As he arrived [in California], Trump claimed that he had personally heard complaints from tenants in the state, some of them foreigners. He expressed sympathy for real estate investors here and other Californians whose property values or quality of life are threatened."In many cases, they came from other countries and they moved to Los Angeles or they moved to San Francisco because of the prestige of the city, and all of a sudden they have tents," Trump said. "Hundreds and hundreds of tents and people living at the entrance to their office building. And they want to leave."In Los Angeles and San Francisco, Trump said, people are living on the "best highways, our best streets, our best entrances to buildings ... where people in those buildings pay tremendous taxes, where they went to those locations because of the prestige."
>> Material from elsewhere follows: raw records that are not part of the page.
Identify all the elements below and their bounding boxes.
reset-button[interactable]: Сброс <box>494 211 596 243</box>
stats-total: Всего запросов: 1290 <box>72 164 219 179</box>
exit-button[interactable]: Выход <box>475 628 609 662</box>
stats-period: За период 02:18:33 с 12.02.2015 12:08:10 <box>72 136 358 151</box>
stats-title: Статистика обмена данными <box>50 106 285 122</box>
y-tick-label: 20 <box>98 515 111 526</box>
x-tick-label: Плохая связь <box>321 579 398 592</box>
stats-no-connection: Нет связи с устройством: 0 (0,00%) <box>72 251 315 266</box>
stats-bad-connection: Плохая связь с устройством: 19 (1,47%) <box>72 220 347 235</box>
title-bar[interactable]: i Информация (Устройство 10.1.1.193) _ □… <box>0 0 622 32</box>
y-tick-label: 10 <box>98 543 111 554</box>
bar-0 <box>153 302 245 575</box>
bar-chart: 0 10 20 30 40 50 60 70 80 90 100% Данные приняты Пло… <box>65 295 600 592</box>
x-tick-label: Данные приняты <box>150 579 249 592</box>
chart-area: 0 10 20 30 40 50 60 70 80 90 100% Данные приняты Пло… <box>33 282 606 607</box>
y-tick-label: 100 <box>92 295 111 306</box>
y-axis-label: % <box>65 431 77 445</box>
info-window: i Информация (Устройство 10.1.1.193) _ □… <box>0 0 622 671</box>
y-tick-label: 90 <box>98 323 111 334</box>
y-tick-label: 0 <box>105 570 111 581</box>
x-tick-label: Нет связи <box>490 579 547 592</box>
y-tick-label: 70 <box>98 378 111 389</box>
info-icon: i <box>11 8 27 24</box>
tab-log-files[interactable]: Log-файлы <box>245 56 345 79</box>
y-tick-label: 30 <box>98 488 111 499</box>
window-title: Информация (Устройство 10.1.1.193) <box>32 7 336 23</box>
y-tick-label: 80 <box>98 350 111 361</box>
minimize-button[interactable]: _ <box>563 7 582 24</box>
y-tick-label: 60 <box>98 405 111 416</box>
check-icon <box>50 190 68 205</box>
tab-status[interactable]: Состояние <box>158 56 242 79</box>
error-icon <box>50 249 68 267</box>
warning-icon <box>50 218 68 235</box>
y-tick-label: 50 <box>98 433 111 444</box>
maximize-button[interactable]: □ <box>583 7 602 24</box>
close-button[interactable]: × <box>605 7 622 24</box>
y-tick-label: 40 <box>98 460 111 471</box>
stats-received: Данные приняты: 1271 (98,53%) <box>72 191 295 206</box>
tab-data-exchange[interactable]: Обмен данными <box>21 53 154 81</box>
There is something oddly perfect about this. The president is eager to address homelessness in part because of conversations he claims to have had with foreign real-estate investors.
Given Trump's own private-sector enterprises, his comments yesterday made it sound as if he's motivated by the concerns of people like him.
It was against this backdrop that the White House Council of Economic Advisers issued a report yesterday on the "state of homelessness in America," which, among other things, suggested homeless shelters are part of the problem. USA Today noted:
The argument: Some people would be able to find their own housing if they were turned away from shelters."While shelters play an extremely important role in bringing some people off the streets, it also brings in people who would otherwise be housed, thus increasing total homelessness," the report states.
I guess we're supposed to believe the homeless prefer shelters to private residences?
This was apparently among the reasons the Center for American Progress' Heidi Schultheis described the White House's document as "a Putin-esque embarrassment of disinformation."
The problem is not that homelessness is starting to receive the public spotlight; the problem is what Team Trump intends to do about it and why.